Je suis le fils de la brume


21 décembre 2017

Voici bientôt un mois que je suis affecté à cette petite station météo dans le Massif central. Je me décide enfin à écrire un journal de bord, une sorte de chronique personnelle. Cela change de mes comptes-rendus journaliers. Et puis, je me sens vraiment seul, ici, au milieu de nulle part, le trou du cul du monde. Je n’ai jamais été un modèle de relations sociales mais là j’ai atteint mes limites. Jamais je n’aurais pensé qu’il existait en France un endroit aussi isolé. Je n’ai rencontré personne, ni dans les bois, ni sur les chemins. C’est quand même étrange, je trouve.


22 décembre 2017

La brume s’est invitée dans mon quotidien tranquille. Elle s’est progressivement insinuée dans la forêt, pendant l’une de mes rondes d’observation, entre deux relevés. Je ne l’ai pas vue venir. Elle m’a suivi jusqu’à mon retour à la station.


23 décembre 2017

Le climat semble affecter la connexion radio et les appareils de communication avec l’extérieur. Je ne peux plus envoyer ni recevoir de message, vocal ou électronique. Mon isolement est complet. Je vais passer le réveillon avec la seule brume pour compagne. Parfois, j’ai l’impression qu’elle m’observe à travers la fenêtre, qu’elle me sourit. Je ne sais pas si c’est un bon ou mauvais signe.


24 décembre 2017

Je crois que le Père Noël ne viendra pas cette année. La brume a dû les égarer, lui, ses lutins et ses rennes.

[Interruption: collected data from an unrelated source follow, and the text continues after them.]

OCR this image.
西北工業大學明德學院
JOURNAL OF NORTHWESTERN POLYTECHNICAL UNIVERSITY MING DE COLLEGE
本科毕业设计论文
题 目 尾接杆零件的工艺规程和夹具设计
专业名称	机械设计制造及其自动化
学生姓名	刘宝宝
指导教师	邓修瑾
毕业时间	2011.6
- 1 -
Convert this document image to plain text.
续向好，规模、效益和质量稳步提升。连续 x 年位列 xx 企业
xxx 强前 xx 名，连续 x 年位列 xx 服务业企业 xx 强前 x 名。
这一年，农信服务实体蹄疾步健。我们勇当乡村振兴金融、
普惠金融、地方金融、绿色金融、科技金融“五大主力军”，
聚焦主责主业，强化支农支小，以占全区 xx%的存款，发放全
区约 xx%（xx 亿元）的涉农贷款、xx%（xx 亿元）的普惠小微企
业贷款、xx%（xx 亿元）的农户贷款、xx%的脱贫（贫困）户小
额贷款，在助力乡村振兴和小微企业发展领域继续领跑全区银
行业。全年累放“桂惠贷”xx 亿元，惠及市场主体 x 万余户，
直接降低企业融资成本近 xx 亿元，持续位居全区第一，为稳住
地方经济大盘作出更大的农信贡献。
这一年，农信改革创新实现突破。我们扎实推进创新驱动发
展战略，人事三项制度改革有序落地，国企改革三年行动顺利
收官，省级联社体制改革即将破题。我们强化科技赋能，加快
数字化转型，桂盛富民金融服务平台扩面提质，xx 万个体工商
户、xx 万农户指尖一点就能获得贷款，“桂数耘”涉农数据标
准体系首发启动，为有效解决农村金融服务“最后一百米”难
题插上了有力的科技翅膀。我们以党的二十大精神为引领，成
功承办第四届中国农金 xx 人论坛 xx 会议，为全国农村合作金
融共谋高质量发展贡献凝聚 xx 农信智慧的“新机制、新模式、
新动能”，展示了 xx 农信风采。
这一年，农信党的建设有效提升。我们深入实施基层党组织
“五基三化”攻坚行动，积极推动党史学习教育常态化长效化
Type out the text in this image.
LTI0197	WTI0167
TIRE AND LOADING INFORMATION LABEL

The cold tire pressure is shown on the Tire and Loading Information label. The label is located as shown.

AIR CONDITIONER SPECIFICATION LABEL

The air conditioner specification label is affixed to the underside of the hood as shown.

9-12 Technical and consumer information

Je suis toujours isolé du reste du monde. Mon dernier relevé a été compliqué à terminer ; j’ai bien failli me perdre dans les bois. Bizarrement, la brume s’est mise à frissonner et j’ai retrouvé mon chemin. Peut-être est-elle protectrice. Une divinité pour les météorologues.


25 décembre 2017

Le réveillon est passé. J’ai une légère gueule de bois, certainement liée à mon excursion tardive dans la forêt, après avoir vidé toute une bouteille de champagne, au milieu de la brume, accueillante et froide à la fois. Je me suis senti moins seul, même si mes souvenirs de cette soirée restent flous.


26 décembre 2017

La brume s’est adressée à moi. Je ne suis pas fou, je l’ai bien entendue. Elle m’a parlé de début et de fin, de son fils perdu. Je n’ai pas tout compris, je l’avoue. J’étais en train de pratiquer une analyse météo dans la forêt, comme à mon habitude, quand elle m’a enveloppé puis a murmuré, une sorte de frisson, des mots sans queue ni tête, dans une langue flûtée et pourtant compréhensible.


29 décembre 2017

Je commence enfin à comprendre. La brume est le début et la fin. Je ne dois plus avoir peur, la terre va m’appeler. Je dois faire l’amour avec l’eau, me baigner dans le feu, laisser l’air m’avaler et puis me recracher telle une poupée de terre, le fils retrouvé de la brume.


30 décembre 2017

J’ai reçu un message étrange. La radio a fonctionné pendant quelques minutes puis s’est arrêtée dans un dernier hoquet. Une voix métallique a parlé de singularité cosmique, de neige drue en été, de tsunamis sur des lacs autrefois paisibles. Je ne suis pas inquiet, rien ne peut m’arriver ici, protégé par ma mère la brume, la reine de la forêt et des quatre éléments. Je vais me détacher de ma vie d’antan. Écrire ce journal reste mon dernier tribut à la civilisation des hommes. Je suis le fils de la brume, né de la terre, de l’air, de l’eau et du feu.


3 mars 2017

Je viens de m’apercevoir que je n’ai plus aucun contact extérieur depuis des mois. La relève ne s’est jamais présentée, ni même les équipes chargées du ravitaillement trimestriel. La radio ne fonctionne plus. Le groupe électrogène a depuis longtemps pris le relais. Je rationne mes vivres. Je ne prends plus la peine de réaliser les relevés et analyses météo. Les derniers résultats défient l’entendement, comme si l’horloge interne de la planète se mettait à tourner à l’envers. Le sud devient le nord. L’est se mélange avec l’ouest. Les oiseaux ne chantent plus. Seuls les arbres semblent conserver un semblant de raison. L’hiver persiste, habillé par la brume.


Un jour en avril

J’ai arrêté de compter les jours, de les ranger sagement dans un calendrier. Hier, un avion a traversé le ciel brumeux. Une partie de moi a tenté de lui signaler ma présence. En vain. Je ne me sens plus seul. Je me suis habitué à ma nouvelle vie, au cycle de la nature, même si le jour et la nuit se confondent sous les ombres de la brume. La terre et l’eau m’apportent la tranquillité. L’air et le feu me procurent la joie. Je suis un Robinson heureux au milieu de volcans endormis, des géants éternels, nés avec les quatre éléments. Ma mère la brume veille sur moi.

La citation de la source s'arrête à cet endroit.